Observant Namgar dans son sommeil paisible, je fus à nouveau attiré par la fresque derrière lui. La mandorle enflammée qui entourait la figure du Bouddha ajoutait une aura divine à la scène. C'est alors qu'un détail particulier de la fresque attira mon attention : au cœur de la mandorle, émanait une lumière mystique bleutée comme si la peinture elle-même recelait un secret ancien et puissant. Cette lueur, presque surnaturelle, apportait une profondeur supplémentaire à l'ensemble de la scène.
Mes yeux encore fixés sur cette touche de peinture bleutée, Namgar émergea soudain de son état léthargique. « – Vous aussi, vous voyez cette lueur au-dessus du Bouddha, n'est-ce pas ? » murmura Namgar, encore somnolent, son regard mi-clos n’avait pas encore tout à fait quitté le monde des rêves.
« – Oui, je la vois, » répondis-je, intrigué par cette lueur qui semblait hors du temps. « – Cela fait partie de votre méditation ? » demandai-je, curieux de comprendre l'expérience vécue par Namgar. Son état de semi-somnolence donnait à penser qu'il avait peut-être exploré des états de conscience modifiés devant cette fresque ancienne et mystique.
« – Cette lueur bleutée, c'est la poudre d'éther, c'est cette poudre qui donne des visions, » expliqua Namgar, avant de sombrer à nouveau dans le sommeil. Profitant de son assoupissement, je me penchai pour examiner de plus près la fresque. La mention de la poudre d'éther et ses effets supposés attisait ma curiosité et mon intérêt pour les secrets que cette fresque pouvait encore cacher.
Autour du Bouddha, la fresque représentait divers objets et personnages évoquant des récits de voyageurs venus de Chine et d'autres régions d'Asie. Malgré leur état détérioré, les personnages étaient encore discernables : moines, brahmanes, fidèles, tous paraissaient être attirés vers cette énergie mystique, comme si la poudre d'éther elle-même les avait guidés ici, en quête de conscience et d'illumination. Absorbé par la contemplation de la fresque, mon attention se porta sur deux figures : l'une debout et l'autre agenouillée. Ils semblaient représenter des génies spirituels. Au-dessus d'eux planait un hamsa blanc, symbole de pureté et de protection. Sur la droite, on pouvait distinguer la silhouette de Subhadra, dernier converti, selon la tradition.

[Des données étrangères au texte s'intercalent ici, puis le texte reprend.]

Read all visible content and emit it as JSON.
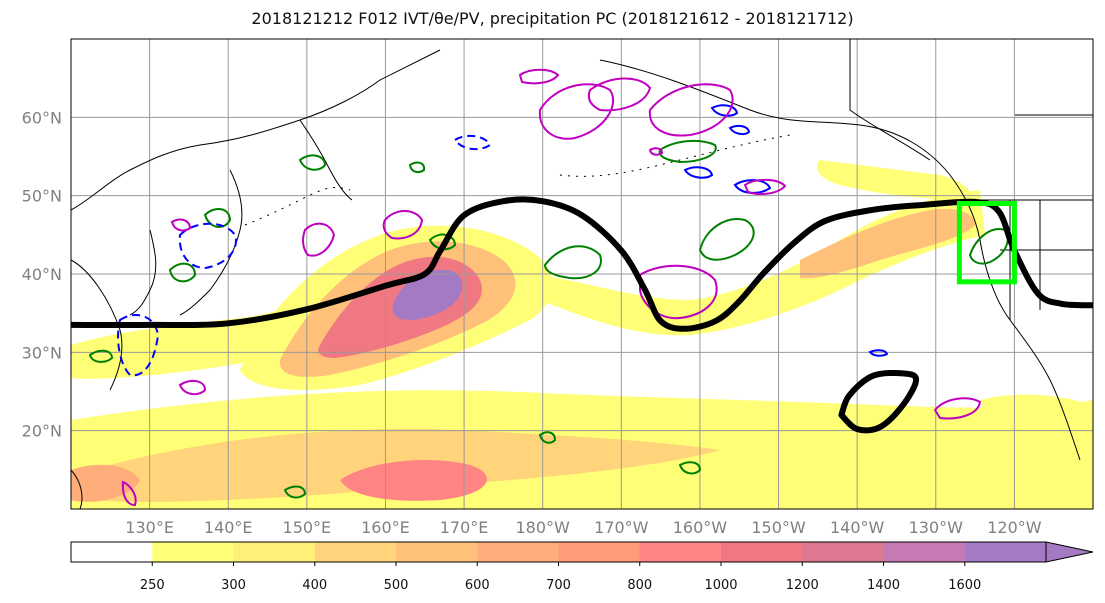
{
  "title": "2018121212 F012 IVT/θe/PV, precipitation PC (2018121612 - 2018121712)",
  "map": {
    "lon_range": [
      120,
      250
    ],
    "lat_range": [
      10,
      70
    ],
    "lat_labels": [
      {
        "lat": 60,
        "text": "60°N"
      },
      {
        "lat": 50,
        "text": "50°N"
      },
      {
        "lat": 40,
        "text": "40°N"
      },
      {
        "lat": 30,
        "text": "30°N"
      },
      {
        "lat": 20,
        "text": "20°N"
      }
    ],
    "lon_labels": [
      {
        "lon": 130,
        "text": "130°E"
      },
      {
        "lon": 140,
        "text": "140°E"
      },
      {
        "lon": 150,
        "text": "150°E"
      },
      {
        "lon": 160,
        "text": "160°E"
      },
      {
        "lon": 170,
        "text": "170°E"
      },
      {
        "lon": 180,
        "text": "180°W"
      },
      {
        "lon": 190,
        "text": "170°W"
      },
      {
        "lon": 200,
        "text": "160°W"
      },
      {
        "lon": 210,
        "text": "150°W"
      },
      {
        "lon": 220,
        "text": "140°W"
      },
      {
        "lon": 230,
        "text": "130°W"
      },
      {
        "lon": 240,
        "text": "120°W"
      }
    ],
    "target_box": {
      "lon_min": 233,
      "lon_max": 240,
      "lat_min": 39,
      "lat_max": 49,
      "color": "#00ff00"
    },
    "theta_e_contours": [
      {
        "name": "main",
        "points": [
          [
            120,
            33.5
          ],
          [
            130,
            33.5
          ],
          [
            140,
            33.7
          ],
          [
            150,
            35.5
          ],
          [
            160,
            38.5
          ],
          [
            165,
            40
          ],
          [
            167,
            43
          ],
          [
            170,
            47.5
          ],
          [
            175,
            49.3
          ],
          [
            180,
            49.3
          ],
          [
            185,
            47.5
          ],
          [
            190,
            43
          ],
          [
            193,
            38
          ],
          [
            195,
            34
          ],
          [
            198,
            33
          ],
          [
            202,
            34
          ],
          [
            205,
            36.5
          ],
          [
            208,
            40
          ],
          [
            212,
            44
          ],
          [
            216,
            46.8
          ],
          [
            222,
            48.2
          ],
          [
            228,
            48.8
          ],
          [
            235,
            49.2
          ],
          [
            238,
            48
          ],
          [
            240,
            43
          ],
          [
            243,
            37.5
          ],
          [
            246,
            36.2
          ],
          [
            250,
            36
          ]
        ]
      },
      {
        "name": "closed",
        "points": [
          [
            218,
            22
          ],
          [
            220,
            20.2
          ],
          [
            223,
            20.5
          ],
          [
            226,
            23.5
          ],
          [
            227.5,
            26.5
          ],
          [
            226,
            27.3
          ],
          [
            222,
            27
          ],
          [
            219,
            24.5
          ],
          [
            218,
            22
          ]
        ]
      }
    ],
    "ivt_levels": [
      {
        "value": 250,
        "color": "#ffff77"
      },
      {
        "value": 300,
        "color": "#fff07a"
      },
      {
        "value": 400,
        "color": "#ffd47a"
      },
      {
        "value": 500,
        "color": "#ffc07a"
      },
      {
        "value": 600,
        "color": "#ffad7a"
      },
      {
        "value": 700,
        "color": "#ff9a7a"
      },
      {
        "value": 800,
        "color": "#ff8484"
      },
      {
        "value": 1000,
        "color": "#f07882"
      },
      {
        "value": 1200,
        "color": "#de7890"
      },
      {
        "value": 1400,
        "color": "#c57ab4"
      },
      {
        "value": 1600,
        "color": "#a47ac4"
      }
    ],
    "contour_colors": {
      "positive": "#008000",
      "negative": "#0000ff",
      "pv": "#c000c0",
      "theta_e": "#000000"
    }
  },
  "colorbar": {
    "tick_labels": [
      "250",
      "300",
      "400",
      "500",
      "600",
      "700",
      "800",
      "1000",
      "1200",
      "1400",
      "1600"
    ],
    "colors": [
      "#ffffff",
      "#ffff77",
      "#fff07a",
      "#ffd47a",
      "#ffc07a",
      "#ffad7a",
      "#ff9a7a",
      "#ff8484",
      "#f07882",
      "#de7890",
      "#c57ab4",
      "#a47ac4"
    ],
    "extend": "max"
  }
}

La voix de Namgar résonna, me tirant de ma léthargie contemplative : « – La poudre d'Ether n'est pas qu'une légende, mais une manifestation concrète de l'énergie sacrée, » commença-t-il. Il marqua une courte pause avant de continuer : « – C’est cette poudre qui explique pourquoi tant de sages et de brahmanes ont convergé vers ce lieu, aspirant à s’approcher de cette source d’énergie pure. »
En écoutant les propos de Namgar, je ne pouvais m’empêcher de contempler la fresque, je remarquai un Vajkapâtra qui marqué par le chagrin se distinguait en étant vêtu d’un simple dhôti rouge, à ses côtés un vajra entouré de flammes et de motifs en losanges completaient la composition.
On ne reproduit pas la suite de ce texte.